NFV Group Finds Its Feet
BAD HOMBURG, Germany – SDN & OpenFlow World Congress – With its initial stormy months of internal conflict behind it, the ETSI NFV Industry Specification Group (ISG) has settled down to peaceful cooperation and is producing documents and guidance that, it hopes, will help set the industry agenda for network functions virtualization (NFV) developments in the years to come. (See: Carriers Peer Into Virtual World.)
That the group (officially formed in January 2013) took time to find its feet and reach some consensus about what it was trying to achieve is now an open secret, having been hinted at strongly by AT&T Inc. (NYSE: T)'s Margaret Chiosi at the recent Ethernet & SDN Expo in New York and now here by Telefónica SA (NYSE: TEF)'s Diego Lopez, who noted Thursday that some of the NFV ISG meetings "have not been easy."
That may be understandable, though, when you have 28 large carriers and more than 100 vendors all trying to reach a consensus over anything.
Now, though, the group appears to have sorted out its squabbles and has just published five NFV specifications documents -- use cases, requirements, the architectural framework, terminology, and "a framework for coordinating and promoting public demonstrations of Proof of Concept platforms illustrating key aspects of NFV."

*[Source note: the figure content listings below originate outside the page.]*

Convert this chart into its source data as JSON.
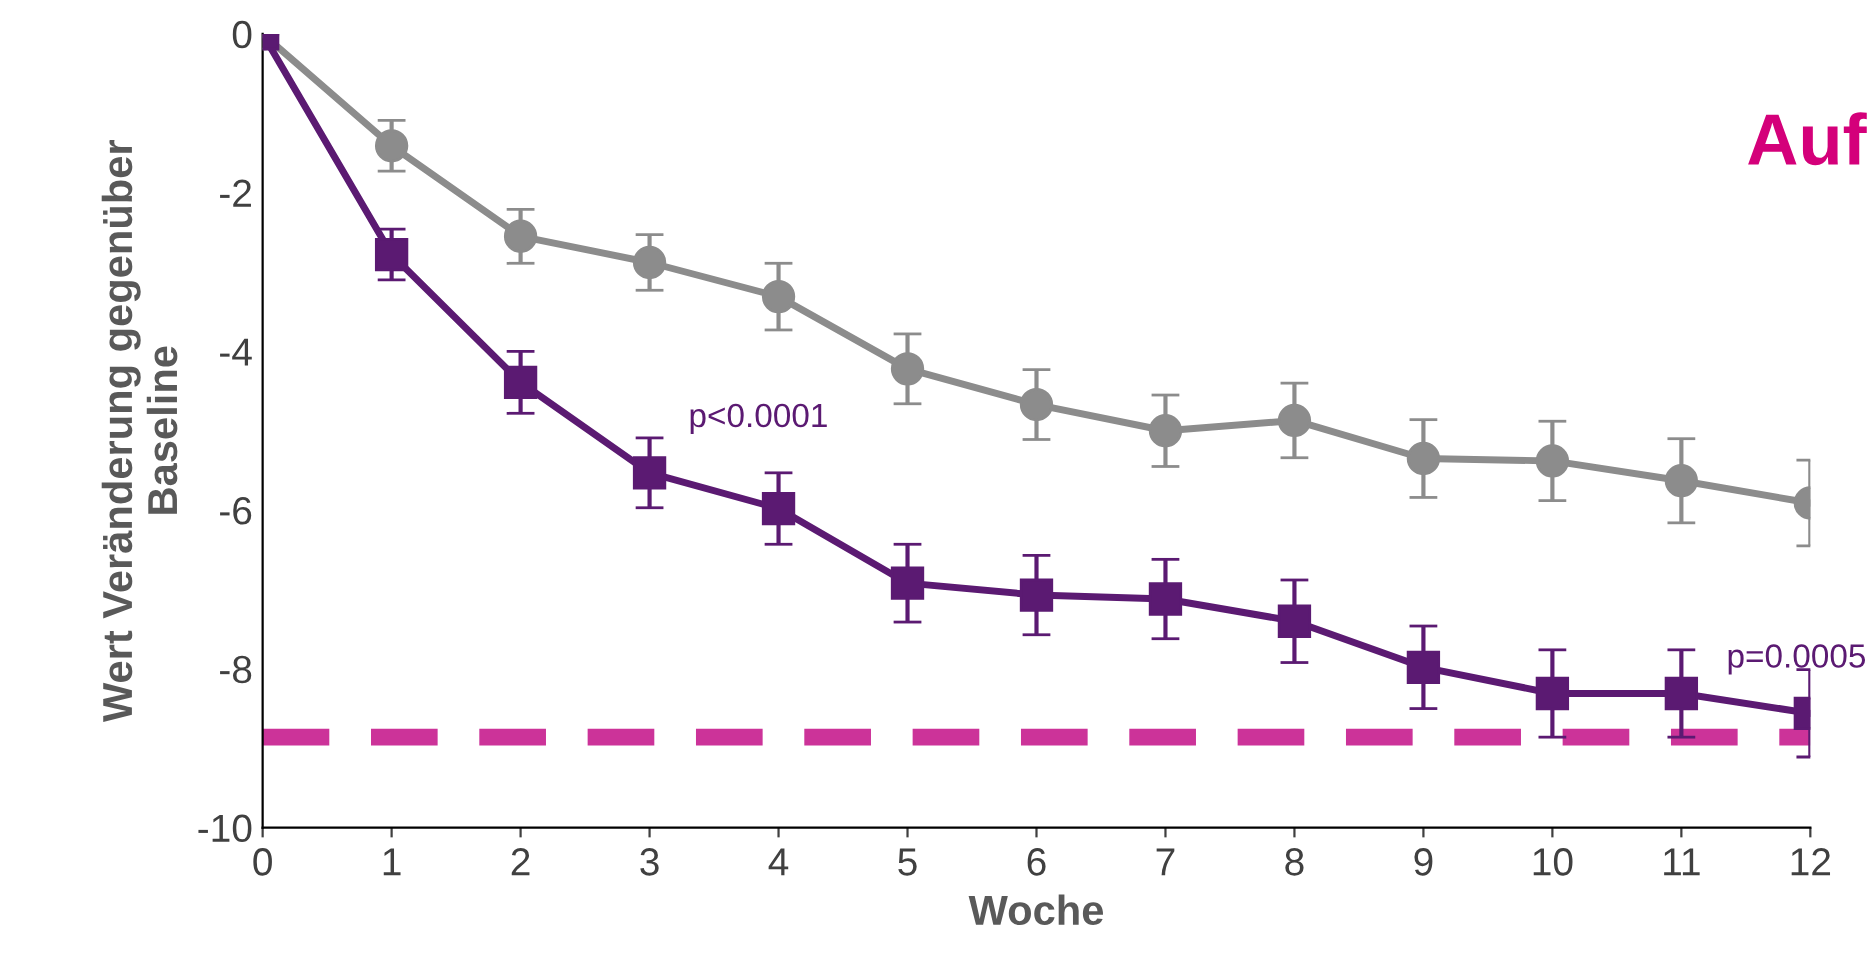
{
  "chart_data": {
    "type": "line",
    "xlabel": "Woche",
    "ylabel": "Wert Veränderung gegenüber\nBaseline",
    "x": [
      0,
      1,
      2,
      3,
      4,
      5,
      6,
      7,
      8,
      9,
      10,
      11,
      12
    ],
    "series": [
      {
        "color": "#8c8c8c",
        "marker": "circle",
        "values": [
          0,
          -1.41,
          -2.55,
          -2.88,
          -3.31,
          -4.22,
          -4.67,
          -5.0,
          -4.87,
          -5.35,
          -5.38,
          -5.63,
          -5.91
        ],
        "errors": [
          null,
          0.32,
          0.34,
          0.35,
          0.42,
          0.44,
          0.44,
          0.45,
          0.47,
          0.49,
          0.5,
          0.53,
          0.54
        ]
      },
      {
        "color": "#5b1a72",
        "marker": "square",
        "values": [
          0,
          -2.78,
          -4.39,
          -5.53,
          -5.98,
          -6.92,
          -7.07,
          -7.12,
          -7.4,
          -7.98,
          -8.31,
          -8.31,
          -8.56
        ],
        "errors": [
          null,
          0.32,
          0.39,
          0.44,
          0.45,
          0.49,
          0.5,
          0.5,
          0.52,
          0.52,
          0.55,
          0.55,
          0.55
        ]
      }
    ],
    "ref_lines": [
      {
        "axis": "y",
        "value": -8.86,
        "color": "#cc3399",
        "line_style": "dashed"
      }
    ],
    "annotations": [
      {
        "text": "p<0.0001",
        "x": 3,
        "y": -5.53
      },
      {
        "text": "p=0.0005",
        "x": 12,
        "y": -8.56
      },
      "Auf"
    ],
    "xlim": [
      0,
      12
    ],
    "ylim": [
      -10,
      0
    ],
    "xticks": [
      0,
      1,
      2,
      3,
      4,
      5,
      6,
      7,
      8,
      9,
      10,
      11,
      12
    ],
    "yticks": [
      -10,
      -8,
      -6,
      -4,
      -2,
      0
    ],
    "grid": false,
    "line_style": "solid"
  }
}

What's it's not doing is aiming to create standards. The documents are "expected implementation instances" and guidance around expectations from the network operators, noted Don Clarke, head of Network Evolution Innovation at BT Group plc and chair of the Network Operator Council at the NFV ISG.
He said the European Telecommunications Standards Institute (ETSI) group now needs to work out how it relates to and works with standards groups and the open-source community and figure out what happens after the ISG comes to the end of its life in January 2015 (the group had a set life of two years).
The NFV ISG is also looking at further ways to engage with open-source groups and also to involve universities and other institutions in its work. "A programmable environment encourages innovation… we're looking for input from academia."
One particular area where everyone involved is looking for external help is in the field of OSS and orchestration tools for software-defined networking (SDN) and NFV deployments. "The OSS story is key," noted Clarke, before adding that this is an area where all operators would likely be working at very different paces and with different strategies. Some will see the introduction of SDN and NFV as an opportunity to overhaul their entire OSS portfolios while others will take a much more incremental approach.
And it's clear from the conference rooms and show floor here in Bad Homburg that the OSS and virtual asset management issue is the one that appears the most challenging (though none of it is easy). Deutsche Telekom AG is trying out one new way to manage its TeraStream pilot network in Croatia with software developed on the Yang language, but the consensus here is that there will be very many approaches. (See: Deutsche Telekom: A Software-Defined Operator.)
That presents a real opportunity for the IT community to step up with some answers and options and also sounds alarm bells for many of the traditional OSS suppliers in the telecom industry, which so far do not appear to have stepped up to the plate with any notable answers for the likes of Deutsche Telekom.